— Альса, посмотри на меня!
Не смотрит. Сбрасывает мои руки. Забыла про Стуро, хочет к этому сумасшедшему трупоеду, который разбил ей губы. Который чуть не разорвал мне горло!
Старая Женщина, оглядываясь, спешит за колдуном. Собаки вертятся рядом с нами. По поляне среди пятен крови раскиданы тела. Темнеет, кровь и трупы кажутся одинаково черными и плоскими. Лошадей нигде не видно.
Альса кричит. Зовет колдуна. Тонко, жалобно, будто я ее обижаю.

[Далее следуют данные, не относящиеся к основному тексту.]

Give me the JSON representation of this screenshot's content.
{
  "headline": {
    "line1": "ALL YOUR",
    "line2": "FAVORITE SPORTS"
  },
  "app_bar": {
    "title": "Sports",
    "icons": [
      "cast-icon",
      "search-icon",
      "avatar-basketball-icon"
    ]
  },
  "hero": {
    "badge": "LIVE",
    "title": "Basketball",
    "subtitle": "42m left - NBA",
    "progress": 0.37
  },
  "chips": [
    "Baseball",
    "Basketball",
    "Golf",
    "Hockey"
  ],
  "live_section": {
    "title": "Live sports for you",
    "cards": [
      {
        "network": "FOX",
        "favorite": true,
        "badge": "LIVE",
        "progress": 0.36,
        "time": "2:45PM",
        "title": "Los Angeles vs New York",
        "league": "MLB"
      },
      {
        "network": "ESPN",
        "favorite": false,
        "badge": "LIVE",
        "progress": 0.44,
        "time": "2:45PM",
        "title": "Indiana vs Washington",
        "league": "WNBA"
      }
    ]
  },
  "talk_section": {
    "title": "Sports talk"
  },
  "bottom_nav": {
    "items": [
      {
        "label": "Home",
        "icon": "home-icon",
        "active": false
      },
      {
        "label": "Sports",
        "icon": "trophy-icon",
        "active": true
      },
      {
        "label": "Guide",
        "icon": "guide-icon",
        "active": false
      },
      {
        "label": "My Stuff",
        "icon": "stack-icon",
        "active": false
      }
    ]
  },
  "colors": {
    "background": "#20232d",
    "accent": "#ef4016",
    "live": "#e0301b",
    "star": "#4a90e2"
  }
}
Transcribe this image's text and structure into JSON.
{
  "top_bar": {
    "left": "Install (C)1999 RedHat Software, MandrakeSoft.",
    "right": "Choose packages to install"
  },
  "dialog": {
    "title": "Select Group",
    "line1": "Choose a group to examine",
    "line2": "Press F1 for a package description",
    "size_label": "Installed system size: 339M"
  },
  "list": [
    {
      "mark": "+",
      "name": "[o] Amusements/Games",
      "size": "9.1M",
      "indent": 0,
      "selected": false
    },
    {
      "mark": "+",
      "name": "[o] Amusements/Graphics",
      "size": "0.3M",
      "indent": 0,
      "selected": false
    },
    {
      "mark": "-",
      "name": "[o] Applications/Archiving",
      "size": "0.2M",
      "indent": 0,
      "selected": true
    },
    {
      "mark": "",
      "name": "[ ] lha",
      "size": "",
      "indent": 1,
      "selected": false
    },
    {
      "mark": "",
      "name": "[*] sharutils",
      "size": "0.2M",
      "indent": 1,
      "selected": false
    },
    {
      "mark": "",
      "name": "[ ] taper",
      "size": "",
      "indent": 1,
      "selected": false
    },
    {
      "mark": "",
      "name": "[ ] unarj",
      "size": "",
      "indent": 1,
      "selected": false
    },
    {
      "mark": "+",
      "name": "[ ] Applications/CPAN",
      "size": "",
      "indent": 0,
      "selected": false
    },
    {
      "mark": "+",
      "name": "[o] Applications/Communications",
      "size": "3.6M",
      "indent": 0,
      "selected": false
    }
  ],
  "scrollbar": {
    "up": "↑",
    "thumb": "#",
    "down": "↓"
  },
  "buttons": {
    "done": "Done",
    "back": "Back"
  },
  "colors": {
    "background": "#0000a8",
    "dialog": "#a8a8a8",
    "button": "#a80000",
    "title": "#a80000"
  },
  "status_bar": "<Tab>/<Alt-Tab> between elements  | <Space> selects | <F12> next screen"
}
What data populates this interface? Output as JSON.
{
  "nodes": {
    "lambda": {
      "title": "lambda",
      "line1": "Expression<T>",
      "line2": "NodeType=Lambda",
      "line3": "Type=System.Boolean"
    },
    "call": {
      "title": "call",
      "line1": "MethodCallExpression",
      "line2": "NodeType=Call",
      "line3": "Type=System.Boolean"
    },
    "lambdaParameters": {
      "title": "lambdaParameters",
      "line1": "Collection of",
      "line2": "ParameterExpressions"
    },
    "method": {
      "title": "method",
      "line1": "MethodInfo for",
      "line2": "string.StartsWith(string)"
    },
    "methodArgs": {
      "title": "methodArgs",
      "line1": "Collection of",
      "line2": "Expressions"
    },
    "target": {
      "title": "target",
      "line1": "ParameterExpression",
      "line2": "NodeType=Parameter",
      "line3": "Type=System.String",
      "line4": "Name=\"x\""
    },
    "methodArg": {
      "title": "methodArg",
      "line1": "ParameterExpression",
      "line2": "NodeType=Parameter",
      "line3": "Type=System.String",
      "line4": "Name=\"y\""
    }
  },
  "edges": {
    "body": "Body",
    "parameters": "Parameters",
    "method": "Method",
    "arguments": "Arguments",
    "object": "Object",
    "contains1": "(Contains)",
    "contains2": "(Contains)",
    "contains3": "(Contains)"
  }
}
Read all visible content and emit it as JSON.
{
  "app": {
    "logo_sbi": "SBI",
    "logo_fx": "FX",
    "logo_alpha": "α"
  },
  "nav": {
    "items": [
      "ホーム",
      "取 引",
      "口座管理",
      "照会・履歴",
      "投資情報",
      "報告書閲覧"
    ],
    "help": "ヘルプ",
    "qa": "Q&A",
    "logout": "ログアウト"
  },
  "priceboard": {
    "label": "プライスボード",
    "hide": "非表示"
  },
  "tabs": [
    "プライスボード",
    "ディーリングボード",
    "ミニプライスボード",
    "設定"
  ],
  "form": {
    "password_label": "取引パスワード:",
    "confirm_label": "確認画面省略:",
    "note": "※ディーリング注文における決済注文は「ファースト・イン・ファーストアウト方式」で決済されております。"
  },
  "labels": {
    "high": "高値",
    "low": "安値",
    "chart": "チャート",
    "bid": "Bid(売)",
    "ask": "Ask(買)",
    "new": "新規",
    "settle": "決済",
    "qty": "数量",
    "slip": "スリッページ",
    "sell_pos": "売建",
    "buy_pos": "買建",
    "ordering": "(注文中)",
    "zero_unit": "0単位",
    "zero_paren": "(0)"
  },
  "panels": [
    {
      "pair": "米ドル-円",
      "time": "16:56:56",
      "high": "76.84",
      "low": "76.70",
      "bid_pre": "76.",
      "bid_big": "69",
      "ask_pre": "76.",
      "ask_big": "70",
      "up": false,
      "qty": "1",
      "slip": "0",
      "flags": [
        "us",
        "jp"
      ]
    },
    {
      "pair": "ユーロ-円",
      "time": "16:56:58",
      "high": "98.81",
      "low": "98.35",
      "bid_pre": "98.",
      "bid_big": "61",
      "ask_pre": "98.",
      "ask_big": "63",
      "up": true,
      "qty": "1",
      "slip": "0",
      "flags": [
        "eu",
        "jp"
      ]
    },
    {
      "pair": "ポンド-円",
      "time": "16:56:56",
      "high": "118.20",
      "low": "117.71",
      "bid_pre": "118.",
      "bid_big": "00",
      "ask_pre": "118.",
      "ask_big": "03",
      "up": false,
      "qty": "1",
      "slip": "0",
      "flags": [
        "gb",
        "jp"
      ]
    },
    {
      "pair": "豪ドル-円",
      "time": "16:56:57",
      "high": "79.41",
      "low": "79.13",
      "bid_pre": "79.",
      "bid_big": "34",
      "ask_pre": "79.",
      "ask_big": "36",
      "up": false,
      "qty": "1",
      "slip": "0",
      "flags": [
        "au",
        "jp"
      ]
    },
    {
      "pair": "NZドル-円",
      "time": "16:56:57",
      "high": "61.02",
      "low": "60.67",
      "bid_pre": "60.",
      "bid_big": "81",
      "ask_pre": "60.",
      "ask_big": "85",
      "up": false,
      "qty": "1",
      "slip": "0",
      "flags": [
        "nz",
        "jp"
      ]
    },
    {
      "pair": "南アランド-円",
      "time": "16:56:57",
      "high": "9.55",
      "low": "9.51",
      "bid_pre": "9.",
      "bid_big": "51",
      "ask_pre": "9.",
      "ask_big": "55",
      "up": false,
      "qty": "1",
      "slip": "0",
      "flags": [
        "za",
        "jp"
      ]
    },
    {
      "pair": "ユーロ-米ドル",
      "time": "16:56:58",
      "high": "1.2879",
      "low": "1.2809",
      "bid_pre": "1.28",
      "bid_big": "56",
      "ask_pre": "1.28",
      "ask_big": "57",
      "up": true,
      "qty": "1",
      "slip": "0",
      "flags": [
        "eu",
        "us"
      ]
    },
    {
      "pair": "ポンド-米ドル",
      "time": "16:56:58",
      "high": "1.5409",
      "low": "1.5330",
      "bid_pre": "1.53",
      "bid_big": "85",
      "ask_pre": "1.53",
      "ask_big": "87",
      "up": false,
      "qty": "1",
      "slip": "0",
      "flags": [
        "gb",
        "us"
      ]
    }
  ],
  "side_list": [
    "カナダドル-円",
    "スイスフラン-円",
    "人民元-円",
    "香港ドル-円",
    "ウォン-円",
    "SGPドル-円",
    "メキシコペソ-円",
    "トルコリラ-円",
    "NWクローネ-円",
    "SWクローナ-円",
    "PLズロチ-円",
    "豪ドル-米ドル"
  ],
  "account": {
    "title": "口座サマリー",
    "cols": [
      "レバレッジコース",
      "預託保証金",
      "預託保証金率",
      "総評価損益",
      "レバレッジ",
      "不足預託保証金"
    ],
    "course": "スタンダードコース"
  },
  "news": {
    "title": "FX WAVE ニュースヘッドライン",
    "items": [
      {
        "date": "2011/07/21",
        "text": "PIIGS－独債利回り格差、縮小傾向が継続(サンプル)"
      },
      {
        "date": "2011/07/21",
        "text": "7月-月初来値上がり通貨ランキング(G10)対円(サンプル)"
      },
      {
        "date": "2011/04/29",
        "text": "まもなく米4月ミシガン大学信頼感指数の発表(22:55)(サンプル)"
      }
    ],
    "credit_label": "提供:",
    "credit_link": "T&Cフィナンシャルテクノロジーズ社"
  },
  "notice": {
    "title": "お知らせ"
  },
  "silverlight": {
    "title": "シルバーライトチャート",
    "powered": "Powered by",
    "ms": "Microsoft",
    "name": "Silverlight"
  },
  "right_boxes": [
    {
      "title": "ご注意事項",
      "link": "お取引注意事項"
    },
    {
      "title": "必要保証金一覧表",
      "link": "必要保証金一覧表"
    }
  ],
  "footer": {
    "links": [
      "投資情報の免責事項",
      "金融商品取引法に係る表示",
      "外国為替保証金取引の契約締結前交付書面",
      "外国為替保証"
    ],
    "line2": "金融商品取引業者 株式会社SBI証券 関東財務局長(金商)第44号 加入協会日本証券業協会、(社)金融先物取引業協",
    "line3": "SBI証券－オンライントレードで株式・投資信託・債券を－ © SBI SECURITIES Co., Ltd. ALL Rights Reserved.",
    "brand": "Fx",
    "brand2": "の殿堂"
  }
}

— Послушай! Зачем нам этот человек? Он не нужен ни тебе, ни мне. Ты слышишь? Альса! Посмотри на меня!
Ой, плохо… Контакт заставляет меня содрогнуться и помертветь, словно я ступил на гудящий склон, по которому вот-вот пронесется лавина. Неожиданно и неприятно. Альса?
Меня окатывает волна неудержимой дрожи. Стискиваю зубы, сдерживаю стон. Мы топчемся на забрызганном кровью снегу, толкаемся, пыхтим, словно это забава, шутливая борьба. Боль — своя, ее — уже не разобрать, путает сознание.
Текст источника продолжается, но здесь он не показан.